Three party leaders attend anti-nuclear demonstration

MORE than 100 demonstrators were arrested yesterday as about 700 people descended on Faslane naval base to protest against the ''hypocrisy'' of nuclear arms.

Tommy Sheridan, the SSP leader, Bruce Kent, former CND chairman, and a 15-year-old member of the Scottish Young Greens were among those who faced being arrested and charged with breach of the peace.

The colourful crowd, some in fancy dress, who chained themselves together to block Faslane entrances, were faced with a thick line of more than 200 police officers in an operation thought to have cost the taxpayer more than (pounds) 60,000.

However, the blockade failed to disrupt traffic going to and from the home of Britain's Trident nuclear submarines as many workers either arrived at the base early or were deterred through internal warnings.

Three buses carrying 180 workers encountered about 100 protesters, including one who was arrested after he threw himself in front of a coach. The buses entered with police help as the protest gathered momentum at 9.30am.

The remainder of the workers at the base- it was operating on a skeleton staff of a third of its 8000 workforce - went in early and avoided the protest.

Petter Joelson, spokesman for Trident Ploughshares, the anti-nuclear weapons group which organised the protest, said: ''We don't know what happened to the workers, but this blockade was in any case symbolic of our feeling that the base should be shut down.''

Mr Sheridan was among a trio of party leaders who took part in the road block, chaining himself to eight other protesters, two of whom were in wheelchairs.

''I was prepared to be arrested if that is what it took, but this has been the most successful demonstration for four years,'' said the SSP leader.
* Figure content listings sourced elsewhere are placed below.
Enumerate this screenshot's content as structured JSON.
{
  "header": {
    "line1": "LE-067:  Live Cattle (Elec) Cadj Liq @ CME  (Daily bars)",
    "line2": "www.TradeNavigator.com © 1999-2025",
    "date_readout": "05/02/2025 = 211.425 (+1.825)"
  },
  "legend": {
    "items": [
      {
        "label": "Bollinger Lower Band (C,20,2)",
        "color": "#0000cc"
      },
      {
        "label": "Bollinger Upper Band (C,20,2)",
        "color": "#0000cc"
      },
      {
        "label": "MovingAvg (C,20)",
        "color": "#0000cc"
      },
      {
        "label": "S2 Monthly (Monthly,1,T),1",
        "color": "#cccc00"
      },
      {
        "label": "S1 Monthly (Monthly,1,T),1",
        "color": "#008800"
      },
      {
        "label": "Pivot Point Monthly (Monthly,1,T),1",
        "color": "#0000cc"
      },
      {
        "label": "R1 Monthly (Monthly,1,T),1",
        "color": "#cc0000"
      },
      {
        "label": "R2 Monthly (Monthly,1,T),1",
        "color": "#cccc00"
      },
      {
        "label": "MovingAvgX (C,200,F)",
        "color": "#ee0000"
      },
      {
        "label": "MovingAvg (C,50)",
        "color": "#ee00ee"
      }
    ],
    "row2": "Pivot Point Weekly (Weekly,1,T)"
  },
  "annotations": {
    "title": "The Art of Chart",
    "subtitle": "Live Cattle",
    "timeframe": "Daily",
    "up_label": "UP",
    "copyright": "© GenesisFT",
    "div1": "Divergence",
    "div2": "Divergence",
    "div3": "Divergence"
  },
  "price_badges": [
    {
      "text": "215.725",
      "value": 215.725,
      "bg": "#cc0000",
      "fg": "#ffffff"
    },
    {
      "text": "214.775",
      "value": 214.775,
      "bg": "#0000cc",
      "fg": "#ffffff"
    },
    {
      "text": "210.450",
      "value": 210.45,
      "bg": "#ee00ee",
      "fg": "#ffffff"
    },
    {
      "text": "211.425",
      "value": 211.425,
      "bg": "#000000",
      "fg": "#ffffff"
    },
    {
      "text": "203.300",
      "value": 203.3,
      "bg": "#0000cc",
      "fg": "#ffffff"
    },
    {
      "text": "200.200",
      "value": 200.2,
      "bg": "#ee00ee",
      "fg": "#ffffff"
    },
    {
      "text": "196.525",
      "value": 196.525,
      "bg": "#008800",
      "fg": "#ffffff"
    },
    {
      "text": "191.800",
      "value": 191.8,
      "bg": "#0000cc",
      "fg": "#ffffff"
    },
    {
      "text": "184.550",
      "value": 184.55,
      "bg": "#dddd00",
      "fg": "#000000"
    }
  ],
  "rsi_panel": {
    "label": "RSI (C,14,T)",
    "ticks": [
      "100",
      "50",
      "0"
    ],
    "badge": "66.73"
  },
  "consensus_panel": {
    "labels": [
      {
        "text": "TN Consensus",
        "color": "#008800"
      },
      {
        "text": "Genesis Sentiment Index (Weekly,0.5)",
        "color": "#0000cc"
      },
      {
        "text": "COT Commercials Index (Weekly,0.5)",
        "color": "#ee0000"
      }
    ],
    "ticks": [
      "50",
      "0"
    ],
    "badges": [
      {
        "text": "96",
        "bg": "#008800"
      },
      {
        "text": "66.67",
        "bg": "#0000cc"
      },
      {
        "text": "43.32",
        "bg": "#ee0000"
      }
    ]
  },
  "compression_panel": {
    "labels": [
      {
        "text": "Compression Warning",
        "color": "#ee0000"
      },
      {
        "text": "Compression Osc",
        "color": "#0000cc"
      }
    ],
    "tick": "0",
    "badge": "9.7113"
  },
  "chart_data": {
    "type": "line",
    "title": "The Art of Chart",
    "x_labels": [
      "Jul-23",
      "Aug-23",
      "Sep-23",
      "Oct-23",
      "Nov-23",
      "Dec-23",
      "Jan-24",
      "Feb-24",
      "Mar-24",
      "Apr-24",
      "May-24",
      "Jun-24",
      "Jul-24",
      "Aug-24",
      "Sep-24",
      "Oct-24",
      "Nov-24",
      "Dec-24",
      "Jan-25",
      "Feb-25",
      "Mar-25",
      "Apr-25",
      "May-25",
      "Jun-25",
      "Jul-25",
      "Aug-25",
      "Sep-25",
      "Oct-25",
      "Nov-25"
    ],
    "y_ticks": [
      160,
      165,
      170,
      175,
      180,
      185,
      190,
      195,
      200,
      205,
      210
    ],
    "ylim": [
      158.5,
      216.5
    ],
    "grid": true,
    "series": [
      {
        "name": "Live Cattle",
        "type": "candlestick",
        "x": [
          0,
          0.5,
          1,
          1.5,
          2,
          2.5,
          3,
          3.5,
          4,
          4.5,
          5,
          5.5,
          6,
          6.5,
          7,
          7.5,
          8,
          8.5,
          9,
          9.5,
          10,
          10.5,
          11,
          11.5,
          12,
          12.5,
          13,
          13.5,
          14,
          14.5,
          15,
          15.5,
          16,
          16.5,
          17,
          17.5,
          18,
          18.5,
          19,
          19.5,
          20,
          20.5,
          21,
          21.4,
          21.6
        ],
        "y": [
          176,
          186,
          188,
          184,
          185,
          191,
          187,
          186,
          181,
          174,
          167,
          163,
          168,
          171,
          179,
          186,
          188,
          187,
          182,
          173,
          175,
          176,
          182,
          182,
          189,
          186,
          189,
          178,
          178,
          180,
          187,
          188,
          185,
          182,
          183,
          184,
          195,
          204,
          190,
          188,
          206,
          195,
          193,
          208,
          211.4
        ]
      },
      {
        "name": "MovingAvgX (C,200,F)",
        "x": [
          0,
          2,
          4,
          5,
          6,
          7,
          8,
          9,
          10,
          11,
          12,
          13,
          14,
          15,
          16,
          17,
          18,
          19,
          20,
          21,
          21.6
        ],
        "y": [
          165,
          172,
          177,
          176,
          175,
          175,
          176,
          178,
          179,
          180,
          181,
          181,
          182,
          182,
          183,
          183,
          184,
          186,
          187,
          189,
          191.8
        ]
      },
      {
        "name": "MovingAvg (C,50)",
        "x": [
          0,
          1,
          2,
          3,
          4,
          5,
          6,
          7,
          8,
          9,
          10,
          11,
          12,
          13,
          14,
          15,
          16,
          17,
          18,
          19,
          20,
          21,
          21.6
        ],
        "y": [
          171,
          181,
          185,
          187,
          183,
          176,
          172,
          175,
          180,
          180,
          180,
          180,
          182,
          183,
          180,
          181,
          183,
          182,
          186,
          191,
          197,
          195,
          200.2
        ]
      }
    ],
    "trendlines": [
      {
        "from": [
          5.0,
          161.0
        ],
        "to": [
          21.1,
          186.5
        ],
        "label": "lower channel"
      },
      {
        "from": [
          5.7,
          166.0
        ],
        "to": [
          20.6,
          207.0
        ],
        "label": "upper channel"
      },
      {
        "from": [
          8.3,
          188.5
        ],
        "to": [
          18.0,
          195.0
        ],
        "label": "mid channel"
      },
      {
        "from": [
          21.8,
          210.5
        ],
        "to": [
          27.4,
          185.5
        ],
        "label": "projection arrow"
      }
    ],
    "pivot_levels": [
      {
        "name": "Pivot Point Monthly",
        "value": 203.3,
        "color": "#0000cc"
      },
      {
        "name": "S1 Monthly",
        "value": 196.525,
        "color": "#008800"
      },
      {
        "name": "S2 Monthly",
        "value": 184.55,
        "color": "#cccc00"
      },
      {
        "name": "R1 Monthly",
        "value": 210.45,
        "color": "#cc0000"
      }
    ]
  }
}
''People in Scotland and across Britain will wonder why it is we went to war with Iraq over weapons of mass destruction when we have the second biggest arsenal in the world. It is hypocrisy.''

John Swinney, the SNP leader, mingled with the crowds during a 15-minute visit to add his moral support. Before waving away attempts to persuade him to join the blockade, he said: ''I think it is essential that the issue of nuclear weapons is put to the fore of political debate and that the issue is articulated by members of other political parties. We need to make sure they are removed from Scottish soil and Scottish waters.''

Robin Harper, Scottish Green party leader, also stayed clear of more direct action, preferring to stand on the sidelines and support other members.

He said: ''This is not electioneering. It's about focusing minds on the issue that we are one of the nations in the world that does possess weapons of mass destruction. We cannot argue for other other countries not to have nuclear weapons when we have them ourselves. It just does not makes sense.''

The first shift in the ''rolling protest'' was outside the main gates before 7am and was joined by activists from as far afield as Sweden, Finland, Ireland and Belgium.
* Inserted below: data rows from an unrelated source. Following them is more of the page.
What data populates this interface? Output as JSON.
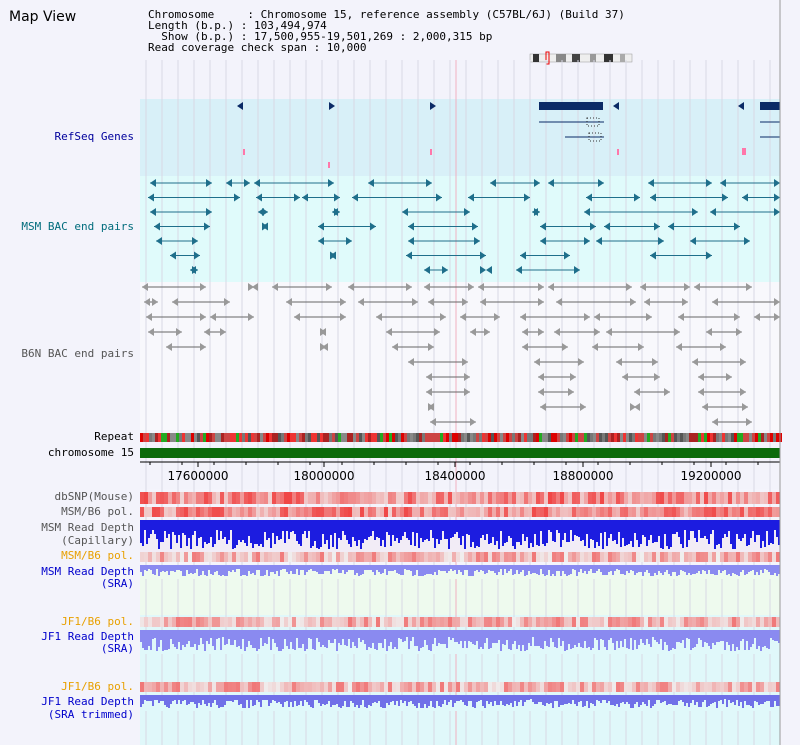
{
  "window": {
    "title": "Map View"
  },
  "header": {
    "line1": "Chromosome     : Chromosome 15, reference assembly (C57BL/6J) (Build 37)",
    "line2": "Length (b.p.) : 103,494,974",
    "line3": "  Show (b.p.) : 17,500,955-19,501,269 : 2,000,315 bp",
    "line4": "Read coverage check span : 10,000"
  },
  "tracks": {
    "refseq": "RefSeq Genes",
    "msm_bac": "MSM BAC end pairs",
    "b6n_bac": "B6N BAC end pairs",
    "repeat": "Repeat",
    "chromosome": "chromosome 15",
    "dbsnp": "dbSNP(Mouse)",
    "msm_b6_pol_1": "MSM/B6 pol.",
    "msm_depth_cap_1": "MSM Read Depth",
    "msm_depth_cap_2": "(Capillary)",
    "msm_b6_pol_2": "MSM/B6 pol.",
    "msm_depth_sra_1": "MSM Read Depth",
    "msm_depth_sra_2": "(SRA)",
    "jf1_b6_pol_1": "JF1/B6 pol.",
    "jf1_depth_sra_1": "JF1 Read Depth",
    "jf1_depth_sra_2": "(SRA)",
    "jf1_b6_pol_2": "JF1/B6 pol.",
    "jf1_depth_trim_1": "JF1 Read Depth",
    "jf1_depth_trim_2": "(SRA trimmed)"
  },
  "axis": {
    "ticks": [
      "17600000",
      "18000000",
      "18400000",
      "18800000",
      "19200000"
    ]
  },
  "colors": {
    "refseq_bg": "#d8f0f8",
    "bac_bg": "#e0fbfb",
    "gene": "#0a2a66",
    "msm_feature": "#1f6f8b",
    "b6n_feature": "#666666",
    "chromosome_bar": "#0b6b0b",
    "depth_capillary": "#1c1ce0",
    "depth_sra": "#8a8af0"
  }
}
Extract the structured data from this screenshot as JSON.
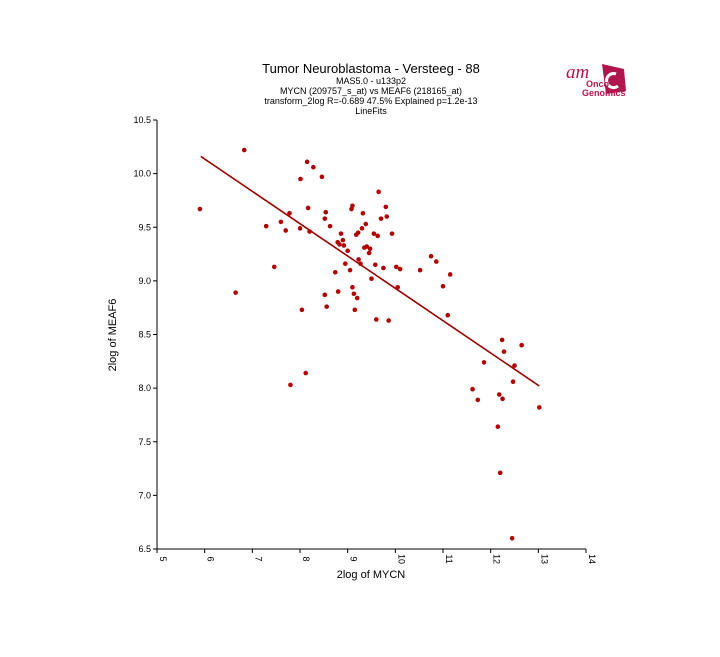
{
  "chart_data": {
    "type": "scatter",
    "title": "Tumor Neuroblastoma  - Versteeg - 88",
    "subtitle_lines": [
      "MAS5.0 - u133p2",
      "MYCN (209757_s_at) vs MEAF6 (218165_at)",
      "transform_2log R=-0.689 47.5% Explained p=1.2e-13",
      "LineFits"
    ],
    "xlabel": "2log of MYCN",
    "ylabel": "2log of MEAF6",
    "xlim": [
      5,
      14
    ],
    "ylim": [
      6.5,
      10.5
    ],
    "x_ticks": [
      "5",
      "6",
      "7",
      "8",
      "9",
      "10",
      "11",
      "12",
      "13",
      "14"
    ],
    "y_ticks": [
      "6.5",
      "7.0",
      "7.5",
      "8.0",
      "8.5",
      "9.0",
      "9.5",
      "10.0",
      "10.5"
    ],
    "point_color": "#b00000",
    "line_color": "#9b0000",
    "fit_line": {
      "x": [
        5.92,
        13.02
      ],
      "y": [
        10.16,
        8.02
      ]
    },
    "points": [
      [
        5.9,
        9.67
      ],
      [
        6.65,
        8.89
      ],
      [
        6.83,
        10.22
      ],
      [
        7.29,
        9.51
      ],
      [
        7.46,
        9.13
      ],
      [
        7.6,
        9.55
      ],
      [
        7.7,
        9.47
      ],
      [
        7.78,
        9.63
      ],
      [
        7.8,
        8.03
      ],
      [
        8.0,
        9.49
      ],
      [
        8.01,
        9.95
      ],
      [
        8.04,
        8.73
      ],
      [
        8.12,
        8.14
      ],
      [
        8.15,
        10.11
      ],
      [
        8.17,
        9.68
      ],
      [
        8.2,
        9.46
      ],
      [
        8.28,
        10.06
      ],
      [
        8.46,
        9.97
      ],
      [
        8.52,
        9.58
      ],
      [
        8.52,
        8.87
      ],
      [
        8.54,
        9.64
      ],
      [
        8.56,
        8.76
      ],
      [
        8.63,
        9.51
      ],
      [
        8.74,
        9.08
      ],
      [
        8.79,
        9.36
      ],
      [
        8.8,
        8.9
      ],
      [
        8.83,
        9.34
      ],
      [
        8.86,
        9.44
      ],
      [
        8.9,
        9.38
      ],
      [
        8.92,
        9.33
      ],
      [
        8.95,
        9.16
      ],
      [
        9.0,
        9.28
      ],
      [
        9.05,
        9.1
      ],
      [
        9.08,
        9.67
      ],
      [
        9.1,
        9.7
      ],
      [
        9.1,
        8.94
      ],
      [
        9.13,
        8.88
      ],
      [
        9.15,
        8.73
      ],
      [
        9.18,
        9.43
      ],
      [
        9.2,
        8.84
      ],
      [
        9.22,
        9.45
      ],
      [
        9.23,
        9.2
      ],
      [
        9.27,
        9.16
      ],
      [
        9.3,
        9.49
      ],
      [
        9.32,
        9.63
      ],
      [
        9.35,
        9.31
      ],
      [
        9.38,
        9.53
      ],
      [
        9.4,
        9.32
      ],
      [
        9.45,
        9.26
      ],
      [
        9.47,
        9.3
      ],
      [
        9.5,
        9.02
      ],
      [
        9.55,
        9.44
      ],
      [
        9.58,
        9.15
      ],
      [
        9.6,
        8.64
      ],
      [
        9.63,
        9.42
      ],
      [
        9.65,
        9.83
      ],
      [
        9.7,
        9.58
      ],
      [
        9.75,
        9.12
      ],
      [
        9.8,
        9.69
      ],
      [
        9.82,
        9.6
      ],
      [
        9.86,
        8.63
      ],
      [
        9.93,
        9.44
      ],
      [
        10.02,
        9.13
      ],
      [
        10.05,
        8.94
      ],
      [
        10.1,
        9.11
      ],
      [
        10.52,
        9.1
      ],
      [
        10.75,
        9.23
      ],
      [
        10.86,
        9.18
      ],
      [
        11.0,
        8.95
      ],
      [
        11.1,
        8.68
      ],
      [
        11.15,
        9.06
      ],
      [
        11.62,
        7.99
      ],
      [
        11.73,
        7.89
      ],
      [
        11.86,
        8.24
      ],
      [
        12.15,
        7.64
      ],
      [
        12.18,
        7.94
      ],
      [
        12.2,
        7.21
      ],
      [
        12.24,
        8.45
      ],
      [
        12.25,
        7.9
      ],
      [
        12.28,
        8.34
      ],
      [
        12.45,
        6.6
      ],
      [
        12.47,
        8.06
      ],
      [
        12.5,
        8.21
      ],
      [
        12.65,
        8.4
      ],
      [
        13.02,
        7.82
      ]
    ]
  },
  "logo": {
    "line1": "am",
    "line2": "Onco",
    "line3": "Genomics",
    "color": "#b0164d"
  }
}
Mr Kent, a 73-year-old veteran demonstrator who travelled from London to join the blockade, said: ''I have never seen such a global movement of indignation against war as I have against this one.''

Charles Booth, a list candidate for the Green party in the Scottish elections and one of the first to be arrested, linked himself to a wheelchair with a solid bicycle chain before being cut free by police.